Music Spotlight: Fauré's Requiem

Gabriel Fauré’s Requiem, Op. 48 is part of a long tradition of master composers who have addressed death through this liturgical musical setting. Fauré composed the Requiem in 1888 “for the pleasure of it,” though the composer may also have intended the work as a musical tribute to his father, who had died three years earlier.

Fauré’s long-time experience in playing the organ for funerals may have influenced the nature of his work, dramatically different in scale and in tone from other well-known settings; namely, those by Hector Berlioz (1837) and Giuseppe Verdi (1874). Rather than focusing on the morbid and fear of death, Fauré describes his work as being “dominated from beginning to end by a very human feeling of faith in eternal rest.”

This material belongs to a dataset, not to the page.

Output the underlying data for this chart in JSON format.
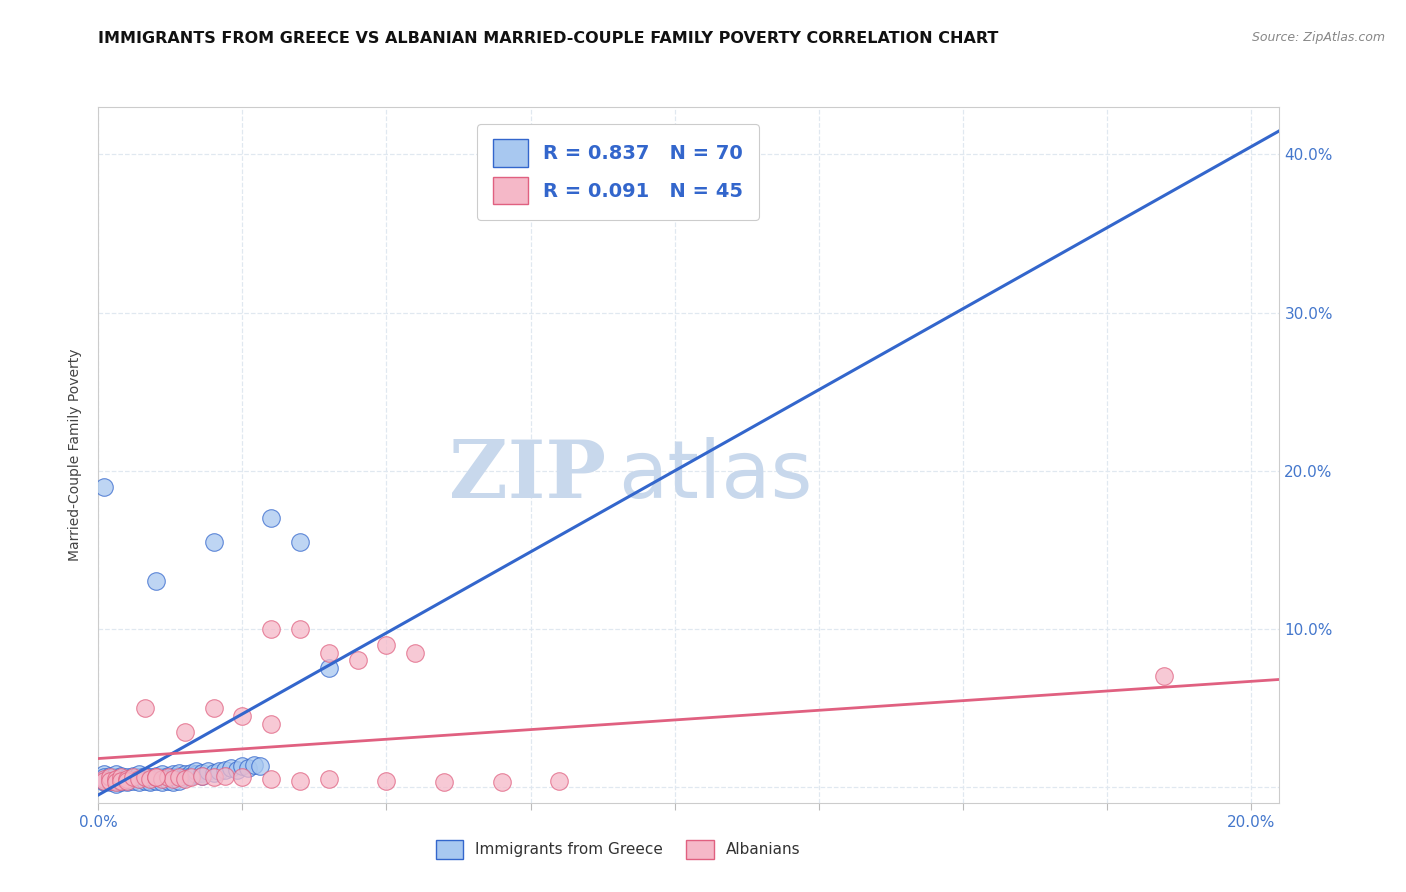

The Requiem was first performed in 1888 at L’église de la Madeleine (Madeleine Church) in Paris for the funeral of architect Joseph Lesoufaché, with Fauré himself leading the performance. The original version was scored for a choir accompanied by a small orchestra and contained five movements (“Introït and Kyrie,’ ‘Sanctus,’ ‘Pie Jesu,’ ‘Agnus Dei,’ and ‘In Paradisum’), chosen to emphasize themes of peace and eternal rest.  Over the years, Fauré would augment the Requiem, adding two movements (‘Offertoire’ and ‘Libera Me’) and expand the orchestration to a full symphonic orchestral arrangement.

In a 1902 interview, Fauré stated: “It has been said that my Requiem does not express the fear of death and someone has called it a lullaby of death. But it is thus that I see death: as a happy deliverance, an aspiration towards happiness above, rather than as a painful experience. Perhaps I have also instinctively sought to escape from what is thought right and proper, after all the years of accompanying burial services on the organ…I wanted to write something different.”